Sunday, July 10, 2016

25 Reasons to Vote NO on PA #HB530 Charter School Reform

25 Reasons to Vote NO on PA #HB530 Charter School Reform
Keystone State Education Coalition July 10, 2016


The Pennsylvania House may vote on House Bill 530 as early as Sunday evening.  Please reach out to your State Representative and urge them to vote NO on this legislation.

Call your State Rep’s office and urge them to oppose HB530

Pennsylvania taxpayers now spend more than $1.4 billion on charter and cyber charter school tuition bills annually in addition to funding all of the state’s traditional public schools.  The current “rob from public school Peter to pay charter school Paul” system drains money from traditional public schools, forcing districts to cut programs and services for the students who remain.  In 2011 the charter reimbursement: line was eliminated from the state budget.  It used to provide state funding to districts for the costs and financial exposure resulting from the addition of charter schools.

1.     #HB530 does bring much needed reform and has several helpful provisions, but the harm that it does far outweighs the good.

2.     #HB530 does not provide significant accountability to taxpayers for payments made to charter school entities.  It fails to adequately serve the interests of Pennsylvania taxpayers.

3.     #HB530 Would create a Charter School Funding Commission. The commission would consider establishing an independent state level board to authorize charter school entities, bypassing any local decision-making by school boards and their communities.

4.     #HB530 further limits the ability of communities to negotiate the role of charters locally.  The decisions about how, when, and where to expand them should be made by those who have the information and expertise to do so in ways that improve education.

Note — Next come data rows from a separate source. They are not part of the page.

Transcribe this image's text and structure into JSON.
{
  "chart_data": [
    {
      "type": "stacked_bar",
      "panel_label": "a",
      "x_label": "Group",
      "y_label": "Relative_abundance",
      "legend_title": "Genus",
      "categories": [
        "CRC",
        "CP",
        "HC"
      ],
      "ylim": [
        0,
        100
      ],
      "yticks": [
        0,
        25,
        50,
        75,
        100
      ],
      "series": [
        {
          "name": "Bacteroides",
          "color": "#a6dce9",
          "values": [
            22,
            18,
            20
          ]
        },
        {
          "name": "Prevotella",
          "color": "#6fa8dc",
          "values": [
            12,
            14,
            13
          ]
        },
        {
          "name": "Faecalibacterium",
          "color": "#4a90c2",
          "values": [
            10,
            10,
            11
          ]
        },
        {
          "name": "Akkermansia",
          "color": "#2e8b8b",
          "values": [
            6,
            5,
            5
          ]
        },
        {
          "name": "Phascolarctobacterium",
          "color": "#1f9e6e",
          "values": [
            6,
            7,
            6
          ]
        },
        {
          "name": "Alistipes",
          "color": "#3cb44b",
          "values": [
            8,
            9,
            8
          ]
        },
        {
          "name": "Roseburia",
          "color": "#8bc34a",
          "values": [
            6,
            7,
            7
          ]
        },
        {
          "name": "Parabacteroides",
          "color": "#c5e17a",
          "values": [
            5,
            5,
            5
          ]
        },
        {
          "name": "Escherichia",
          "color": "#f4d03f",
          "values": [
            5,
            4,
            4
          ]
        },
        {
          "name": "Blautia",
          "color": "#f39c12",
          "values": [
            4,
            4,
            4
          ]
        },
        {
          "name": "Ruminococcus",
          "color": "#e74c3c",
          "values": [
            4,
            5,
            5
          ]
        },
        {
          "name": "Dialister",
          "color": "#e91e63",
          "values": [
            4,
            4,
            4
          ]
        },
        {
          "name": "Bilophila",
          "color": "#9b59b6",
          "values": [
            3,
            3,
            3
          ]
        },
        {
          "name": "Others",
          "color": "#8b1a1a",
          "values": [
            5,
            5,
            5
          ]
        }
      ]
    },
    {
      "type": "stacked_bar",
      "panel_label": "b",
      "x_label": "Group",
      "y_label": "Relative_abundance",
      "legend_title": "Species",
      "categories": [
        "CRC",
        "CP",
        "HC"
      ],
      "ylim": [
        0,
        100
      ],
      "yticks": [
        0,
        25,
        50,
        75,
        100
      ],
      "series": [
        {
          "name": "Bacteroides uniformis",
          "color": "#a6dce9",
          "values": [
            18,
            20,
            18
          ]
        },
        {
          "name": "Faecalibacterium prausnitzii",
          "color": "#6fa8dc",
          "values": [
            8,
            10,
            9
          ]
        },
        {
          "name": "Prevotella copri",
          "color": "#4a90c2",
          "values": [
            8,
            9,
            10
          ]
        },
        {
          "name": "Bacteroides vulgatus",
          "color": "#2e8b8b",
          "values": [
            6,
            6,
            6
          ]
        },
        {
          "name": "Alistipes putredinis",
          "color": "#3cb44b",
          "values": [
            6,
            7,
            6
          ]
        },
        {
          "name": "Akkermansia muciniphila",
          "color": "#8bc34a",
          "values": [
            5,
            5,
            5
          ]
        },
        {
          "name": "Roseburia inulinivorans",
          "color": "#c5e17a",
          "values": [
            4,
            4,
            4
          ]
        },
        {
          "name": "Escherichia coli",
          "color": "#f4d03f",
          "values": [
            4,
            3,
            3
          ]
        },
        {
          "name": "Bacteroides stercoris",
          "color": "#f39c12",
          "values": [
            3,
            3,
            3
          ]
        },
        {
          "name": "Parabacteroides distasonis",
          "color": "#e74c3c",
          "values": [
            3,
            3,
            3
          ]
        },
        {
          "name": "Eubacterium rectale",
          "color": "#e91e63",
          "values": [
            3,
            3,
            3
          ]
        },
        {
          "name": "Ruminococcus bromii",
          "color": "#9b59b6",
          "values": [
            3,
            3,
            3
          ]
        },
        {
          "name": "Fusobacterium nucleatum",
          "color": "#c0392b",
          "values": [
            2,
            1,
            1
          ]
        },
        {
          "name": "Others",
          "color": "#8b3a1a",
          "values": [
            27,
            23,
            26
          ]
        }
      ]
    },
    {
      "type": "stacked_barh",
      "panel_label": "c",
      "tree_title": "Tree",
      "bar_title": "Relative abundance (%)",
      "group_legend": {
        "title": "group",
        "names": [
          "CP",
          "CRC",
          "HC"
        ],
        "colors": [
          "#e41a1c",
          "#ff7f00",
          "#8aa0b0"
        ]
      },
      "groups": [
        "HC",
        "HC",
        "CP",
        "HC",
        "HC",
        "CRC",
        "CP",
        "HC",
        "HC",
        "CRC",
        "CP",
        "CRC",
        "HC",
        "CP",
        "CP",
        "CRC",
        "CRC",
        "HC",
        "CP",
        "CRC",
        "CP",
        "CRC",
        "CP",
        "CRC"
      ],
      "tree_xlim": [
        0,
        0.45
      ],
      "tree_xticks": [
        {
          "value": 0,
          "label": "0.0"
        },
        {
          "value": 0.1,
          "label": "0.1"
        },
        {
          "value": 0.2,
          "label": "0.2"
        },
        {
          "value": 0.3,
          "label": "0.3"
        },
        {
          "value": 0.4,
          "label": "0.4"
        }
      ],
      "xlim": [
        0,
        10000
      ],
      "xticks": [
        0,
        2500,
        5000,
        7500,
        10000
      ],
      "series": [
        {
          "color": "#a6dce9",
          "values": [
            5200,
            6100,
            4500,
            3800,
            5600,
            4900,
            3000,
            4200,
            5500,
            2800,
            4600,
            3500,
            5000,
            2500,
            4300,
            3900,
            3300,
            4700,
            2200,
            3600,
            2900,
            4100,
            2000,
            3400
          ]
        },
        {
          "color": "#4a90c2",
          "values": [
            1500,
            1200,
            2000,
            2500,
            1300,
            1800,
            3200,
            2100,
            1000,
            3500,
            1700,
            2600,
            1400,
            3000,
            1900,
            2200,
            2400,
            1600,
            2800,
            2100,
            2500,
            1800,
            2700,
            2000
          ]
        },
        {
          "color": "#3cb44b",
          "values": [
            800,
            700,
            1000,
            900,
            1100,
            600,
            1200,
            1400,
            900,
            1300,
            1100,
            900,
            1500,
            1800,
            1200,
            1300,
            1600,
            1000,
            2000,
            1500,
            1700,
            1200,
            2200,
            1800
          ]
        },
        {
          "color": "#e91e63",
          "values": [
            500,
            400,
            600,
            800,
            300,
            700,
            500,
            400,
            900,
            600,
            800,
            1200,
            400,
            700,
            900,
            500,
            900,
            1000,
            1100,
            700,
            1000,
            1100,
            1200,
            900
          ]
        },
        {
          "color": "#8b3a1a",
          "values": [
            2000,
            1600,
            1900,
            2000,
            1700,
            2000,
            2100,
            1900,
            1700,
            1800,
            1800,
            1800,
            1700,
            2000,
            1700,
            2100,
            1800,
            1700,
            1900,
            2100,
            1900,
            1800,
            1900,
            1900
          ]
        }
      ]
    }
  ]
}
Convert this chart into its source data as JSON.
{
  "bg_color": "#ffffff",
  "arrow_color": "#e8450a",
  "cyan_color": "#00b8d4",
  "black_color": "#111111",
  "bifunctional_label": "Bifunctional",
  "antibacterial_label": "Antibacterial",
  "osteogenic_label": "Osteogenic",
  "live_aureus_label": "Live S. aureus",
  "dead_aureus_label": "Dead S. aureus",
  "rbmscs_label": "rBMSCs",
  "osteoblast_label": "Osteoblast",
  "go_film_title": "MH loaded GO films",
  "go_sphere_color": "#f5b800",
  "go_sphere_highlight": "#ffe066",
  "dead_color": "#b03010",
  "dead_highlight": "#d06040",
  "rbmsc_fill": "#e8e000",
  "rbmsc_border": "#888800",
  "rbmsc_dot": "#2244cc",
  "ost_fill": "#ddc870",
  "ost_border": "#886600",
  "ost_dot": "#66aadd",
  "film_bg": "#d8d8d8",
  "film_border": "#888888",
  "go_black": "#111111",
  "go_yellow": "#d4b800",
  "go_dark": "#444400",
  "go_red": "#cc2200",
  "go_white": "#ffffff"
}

5.     #HB530 is an entirely unwarranted intervention in the local governance of school districts.  It would remove local control of tax dollars from PA taxpayers and their elected school directors.

6.     #HB530 means even less charter accountability, potential skyrocketing costs to districts and unelected panels making decisions with public tax dollars.

7.     #HB530 sets no limits to money that charters can drain from local school districts and eliminates the capability for districts to plan and budget.

8.     #HB530 is a vehicle for the PA Legislature to have local taxpayers pay for unlimited charter expansion.

9.     #HB530 would let charter operators expand and spend your public tax dollars without any public input.

10.  #HB530 would let charters expand by adding grades without any local input or authorization regardless of performance.

11.  #HB530 would let charters expand by enrolling students from outside of the district.  A charter school that has reached an agreed upon enrollment cap of resident students would be able to circumvent that cap by enrolling students from outside the district in which it is located.

12.  #HB530 does nothing to address the enormous drain of tax dollars from all 500 school districts for chronically underperforming cyber schools that were authorized by the state.  Nearly every national study of virtual school performance has found their performance lacking, including studies by “pro school choice” organizations.

13.  Cyber charters continue to perform poorly, but in #HB530, the PA legislature didn't create a cyber charter quality task force or a commission to study student outcomes in cybers.  Not one PA cyber charter has achieved a passing score of 70 on the state’s School Performance Profile in the three years that it has been in use.  Most cybers never made Adequate Yearly Progress under all the years that No Child Left Behind was in effect.

14.  #HB530 sets no limits on the amount of taxpayer dollars that can be spent on charter advertising annually.

15.  #HB530 proposes a new 14-member Charter School Funding Advisory Commission without including a single one of the state’s 4500 locally elected school directors who are responsible for raising revenue in their school districts.

16.  Even though over 90% of PA kids are educated in district schools #HB530 stacks the Charter Appeals Board in favor of charter schools.

17.  If charter schools are public schools, why should they have different methods of evaluating the schools and their teachers as proposed in #HB530?

18.  #HB530 requires use of a performance matrix that makes it impossible to compare charters’ performance with their sending school districts’ performance.

19.  #HB530 creates a separate evaluation system for charter school teachers instead of using the existing state system.

20.  #HB530 would let charters keep your tax dollars to accumulate fund balances that are 4% to 8% higher than their respective school districts.

21.  All of the accountability provisions in #HB530 mean nothing and can be easily bypassed if a charter school contracts with a management company to run the operations of the charter. Chester Community Charter School, the state’s largest charter, is the poster child for this with Charter School Management, Inc. founded and run by Republican power broker Vahan Gureghian.

22.  None of the accountability, audit or transparency provisions of #HB530 would apply to charter management companies.

23.  If a charter is run by a management company, the public has zero information on how their tax dollars are spent. #HB530 does not address this.

24.  #HB530 does nothing to require any fiscal transparency or reporting from charter management companies.


25.  #HB530 would divert an additional $25 million in tax dollars to unaccountable private and religious schools through the EITC program.